Page 0 of pct_481288.pdf contain one embedded image, however page.getText("dict",flags = fitz.TEXT_INHIBITS_SPACES) returns only the text blocks.
path = './pct_481288.pdf'
doc = fitz.open(path)
pg_0 = doc[0]
pg_dc = page.getText("dict",flags = fitz.TEXT_INHIBIT_SPACES) # could be any flags
for blk in pg_dc["blocks"]:
if blk["type"] == 1:
print(blk)
1 image block should be printed.
[GCC 8.3.0] linux
PyMuPDF 1.16.10: Python bindings for the MuPDF 1.16.0 library.
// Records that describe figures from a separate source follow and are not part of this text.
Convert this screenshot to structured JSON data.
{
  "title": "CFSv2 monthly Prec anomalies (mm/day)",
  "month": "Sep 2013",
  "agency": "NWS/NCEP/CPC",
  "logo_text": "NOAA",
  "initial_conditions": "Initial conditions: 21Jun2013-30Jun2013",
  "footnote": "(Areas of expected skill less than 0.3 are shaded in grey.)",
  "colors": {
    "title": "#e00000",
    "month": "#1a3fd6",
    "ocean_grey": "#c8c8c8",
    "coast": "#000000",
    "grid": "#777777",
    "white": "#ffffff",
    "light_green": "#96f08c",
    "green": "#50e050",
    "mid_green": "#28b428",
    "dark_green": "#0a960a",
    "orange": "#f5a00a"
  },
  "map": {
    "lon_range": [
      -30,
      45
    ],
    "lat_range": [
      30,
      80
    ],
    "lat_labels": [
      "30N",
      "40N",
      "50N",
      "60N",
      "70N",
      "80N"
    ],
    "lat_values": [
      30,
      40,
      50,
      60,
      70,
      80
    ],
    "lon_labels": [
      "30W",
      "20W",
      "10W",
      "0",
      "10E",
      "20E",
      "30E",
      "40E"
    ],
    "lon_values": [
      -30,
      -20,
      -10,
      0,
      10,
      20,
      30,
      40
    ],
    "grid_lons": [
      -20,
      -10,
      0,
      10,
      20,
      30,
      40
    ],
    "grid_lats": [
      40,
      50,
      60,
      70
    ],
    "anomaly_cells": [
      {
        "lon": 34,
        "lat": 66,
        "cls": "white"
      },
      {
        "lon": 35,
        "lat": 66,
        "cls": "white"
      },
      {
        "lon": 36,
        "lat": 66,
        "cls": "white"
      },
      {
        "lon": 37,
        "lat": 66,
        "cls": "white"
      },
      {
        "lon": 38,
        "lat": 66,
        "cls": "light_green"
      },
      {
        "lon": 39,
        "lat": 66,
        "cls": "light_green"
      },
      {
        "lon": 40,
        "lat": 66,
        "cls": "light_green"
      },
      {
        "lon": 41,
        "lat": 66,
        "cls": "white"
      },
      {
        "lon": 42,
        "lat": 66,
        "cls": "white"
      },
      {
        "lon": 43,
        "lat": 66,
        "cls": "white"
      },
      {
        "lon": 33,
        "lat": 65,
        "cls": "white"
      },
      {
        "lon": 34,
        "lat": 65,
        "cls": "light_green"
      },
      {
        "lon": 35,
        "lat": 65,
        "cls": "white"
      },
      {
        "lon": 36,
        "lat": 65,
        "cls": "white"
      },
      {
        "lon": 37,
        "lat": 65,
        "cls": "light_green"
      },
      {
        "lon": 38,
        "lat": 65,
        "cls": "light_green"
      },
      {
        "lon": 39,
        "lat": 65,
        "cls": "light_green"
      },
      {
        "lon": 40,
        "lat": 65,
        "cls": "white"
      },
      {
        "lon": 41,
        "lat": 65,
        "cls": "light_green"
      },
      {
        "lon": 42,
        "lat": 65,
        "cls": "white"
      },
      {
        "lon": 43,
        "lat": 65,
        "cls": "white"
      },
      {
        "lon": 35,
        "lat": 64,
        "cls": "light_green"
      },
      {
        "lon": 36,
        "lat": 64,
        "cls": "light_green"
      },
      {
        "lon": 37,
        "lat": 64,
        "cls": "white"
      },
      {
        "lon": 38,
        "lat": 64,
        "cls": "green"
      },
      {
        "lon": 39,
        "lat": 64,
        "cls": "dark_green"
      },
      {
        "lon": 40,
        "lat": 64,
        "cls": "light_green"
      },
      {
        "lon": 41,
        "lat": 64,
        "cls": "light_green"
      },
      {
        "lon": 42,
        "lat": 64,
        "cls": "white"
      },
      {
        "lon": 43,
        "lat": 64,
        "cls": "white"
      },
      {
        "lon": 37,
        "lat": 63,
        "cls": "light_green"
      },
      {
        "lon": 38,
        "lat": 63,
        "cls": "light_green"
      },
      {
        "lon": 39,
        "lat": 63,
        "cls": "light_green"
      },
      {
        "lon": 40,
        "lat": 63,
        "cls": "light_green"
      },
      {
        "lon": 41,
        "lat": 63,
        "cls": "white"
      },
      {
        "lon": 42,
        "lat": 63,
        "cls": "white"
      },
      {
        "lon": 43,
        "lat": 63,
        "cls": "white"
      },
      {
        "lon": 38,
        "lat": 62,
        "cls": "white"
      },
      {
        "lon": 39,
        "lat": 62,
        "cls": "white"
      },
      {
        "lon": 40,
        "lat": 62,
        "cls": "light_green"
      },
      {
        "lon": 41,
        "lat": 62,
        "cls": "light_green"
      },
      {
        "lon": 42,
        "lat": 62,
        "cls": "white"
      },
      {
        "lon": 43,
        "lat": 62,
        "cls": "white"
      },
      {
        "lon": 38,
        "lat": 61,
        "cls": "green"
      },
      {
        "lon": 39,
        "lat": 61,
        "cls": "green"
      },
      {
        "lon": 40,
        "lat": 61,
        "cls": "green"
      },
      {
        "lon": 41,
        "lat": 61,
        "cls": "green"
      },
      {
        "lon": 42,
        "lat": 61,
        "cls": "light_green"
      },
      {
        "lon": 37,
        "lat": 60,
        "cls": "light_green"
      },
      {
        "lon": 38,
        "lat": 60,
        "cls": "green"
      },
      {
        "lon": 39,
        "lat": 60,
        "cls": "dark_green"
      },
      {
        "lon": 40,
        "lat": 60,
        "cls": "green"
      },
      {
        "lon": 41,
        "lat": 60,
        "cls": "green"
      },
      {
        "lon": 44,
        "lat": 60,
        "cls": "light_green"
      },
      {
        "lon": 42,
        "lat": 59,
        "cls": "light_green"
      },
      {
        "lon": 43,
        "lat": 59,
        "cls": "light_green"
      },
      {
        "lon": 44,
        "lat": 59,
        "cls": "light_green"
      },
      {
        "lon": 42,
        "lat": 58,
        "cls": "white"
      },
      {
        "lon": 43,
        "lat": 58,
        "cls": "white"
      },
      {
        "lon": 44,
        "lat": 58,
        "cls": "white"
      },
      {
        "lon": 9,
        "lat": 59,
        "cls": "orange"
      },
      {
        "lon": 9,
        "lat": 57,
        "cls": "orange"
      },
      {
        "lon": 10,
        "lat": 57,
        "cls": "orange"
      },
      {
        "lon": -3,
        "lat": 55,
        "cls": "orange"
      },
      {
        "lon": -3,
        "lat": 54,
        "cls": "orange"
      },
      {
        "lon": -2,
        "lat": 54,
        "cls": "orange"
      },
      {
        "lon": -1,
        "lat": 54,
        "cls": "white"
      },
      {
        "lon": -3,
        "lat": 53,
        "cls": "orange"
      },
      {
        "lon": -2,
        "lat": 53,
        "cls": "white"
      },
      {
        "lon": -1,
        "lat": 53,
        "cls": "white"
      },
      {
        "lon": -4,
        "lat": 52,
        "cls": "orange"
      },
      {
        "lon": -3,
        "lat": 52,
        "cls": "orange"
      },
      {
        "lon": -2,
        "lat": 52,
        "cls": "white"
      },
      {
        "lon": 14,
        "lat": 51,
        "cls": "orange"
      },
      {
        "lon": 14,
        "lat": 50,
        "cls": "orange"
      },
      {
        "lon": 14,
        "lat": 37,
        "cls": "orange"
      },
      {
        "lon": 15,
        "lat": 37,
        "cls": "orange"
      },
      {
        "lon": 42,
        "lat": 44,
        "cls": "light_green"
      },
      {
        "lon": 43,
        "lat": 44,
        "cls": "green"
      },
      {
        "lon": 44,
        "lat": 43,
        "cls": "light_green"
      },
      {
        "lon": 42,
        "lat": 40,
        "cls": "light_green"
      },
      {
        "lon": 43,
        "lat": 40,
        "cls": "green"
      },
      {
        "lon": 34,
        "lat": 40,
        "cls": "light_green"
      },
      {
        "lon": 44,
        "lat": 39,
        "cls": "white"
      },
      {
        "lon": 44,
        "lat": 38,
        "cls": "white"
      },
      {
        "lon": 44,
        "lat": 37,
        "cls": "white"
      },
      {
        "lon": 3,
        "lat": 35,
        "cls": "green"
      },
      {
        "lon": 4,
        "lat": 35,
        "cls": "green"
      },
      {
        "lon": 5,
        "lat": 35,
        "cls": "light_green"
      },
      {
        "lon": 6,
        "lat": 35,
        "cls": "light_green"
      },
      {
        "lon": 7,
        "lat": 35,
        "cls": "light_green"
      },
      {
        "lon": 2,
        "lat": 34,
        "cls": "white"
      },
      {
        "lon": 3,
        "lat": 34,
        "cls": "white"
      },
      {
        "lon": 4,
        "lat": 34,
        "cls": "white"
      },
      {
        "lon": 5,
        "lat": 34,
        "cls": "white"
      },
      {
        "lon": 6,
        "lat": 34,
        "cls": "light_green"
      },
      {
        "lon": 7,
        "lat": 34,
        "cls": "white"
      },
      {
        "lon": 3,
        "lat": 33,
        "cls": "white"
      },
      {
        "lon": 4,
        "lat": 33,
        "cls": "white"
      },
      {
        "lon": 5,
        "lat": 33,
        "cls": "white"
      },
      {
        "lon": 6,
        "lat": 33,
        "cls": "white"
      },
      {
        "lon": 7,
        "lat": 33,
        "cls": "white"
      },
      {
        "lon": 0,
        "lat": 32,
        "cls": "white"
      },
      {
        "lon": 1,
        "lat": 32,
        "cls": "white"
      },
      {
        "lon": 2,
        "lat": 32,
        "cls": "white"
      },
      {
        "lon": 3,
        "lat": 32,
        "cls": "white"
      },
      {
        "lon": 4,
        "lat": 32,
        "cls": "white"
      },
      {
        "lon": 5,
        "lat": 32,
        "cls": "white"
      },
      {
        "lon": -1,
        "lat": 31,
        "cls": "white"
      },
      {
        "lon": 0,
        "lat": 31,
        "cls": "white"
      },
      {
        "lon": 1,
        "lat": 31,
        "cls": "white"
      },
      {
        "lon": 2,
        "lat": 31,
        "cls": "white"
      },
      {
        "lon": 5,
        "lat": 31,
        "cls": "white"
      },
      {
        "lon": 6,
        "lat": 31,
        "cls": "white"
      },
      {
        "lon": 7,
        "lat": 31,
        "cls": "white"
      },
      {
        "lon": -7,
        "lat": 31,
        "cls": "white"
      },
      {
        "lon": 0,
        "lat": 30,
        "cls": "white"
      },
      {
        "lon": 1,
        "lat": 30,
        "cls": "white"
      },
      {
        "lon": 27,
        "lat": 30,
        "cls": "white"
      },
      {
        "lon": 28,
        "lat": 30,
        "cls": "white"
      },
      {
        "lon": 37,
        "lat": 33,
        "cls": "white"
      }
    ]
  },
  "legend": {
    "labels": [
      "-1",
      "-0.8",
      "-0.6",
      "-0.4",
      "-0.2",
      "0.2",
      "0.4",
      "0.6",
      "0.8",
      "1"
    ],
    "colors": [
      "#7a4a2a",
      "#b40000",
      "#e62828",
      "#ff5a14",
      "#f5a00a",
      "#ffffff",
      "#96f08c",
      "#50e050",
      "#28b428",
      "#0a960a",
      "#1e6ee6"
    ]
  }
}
Version date: 2019-12-21 07:31:32.
Built for Python 3.7 on linux (64-bit).
Possible indentation issue at line 465 and 466, causing the TEXT_PRESERVE_IMAGES line skipped when flags is not None.
https://github.com/pymupdf/PyMuPDF/blob/4546862accd82f3b746578c2d8bab227229f6327/fitz/utils.py#L463-L466
I understand. It's very early in the morning here and I am still busy with my first cup of coffee, so maybe I am overlooking something.
But the intention is to _allow suppressing images_ for outputs supporting them (because images are so damn large). So there is a default flag combination for each output type, which is taken if flags=None. If flags is not None, then this means the developer knows what he doing and no further logic is applied.
Thanks @JorjMcKie. It is clear now.
I will add some comment in the doc to clarify a bit more.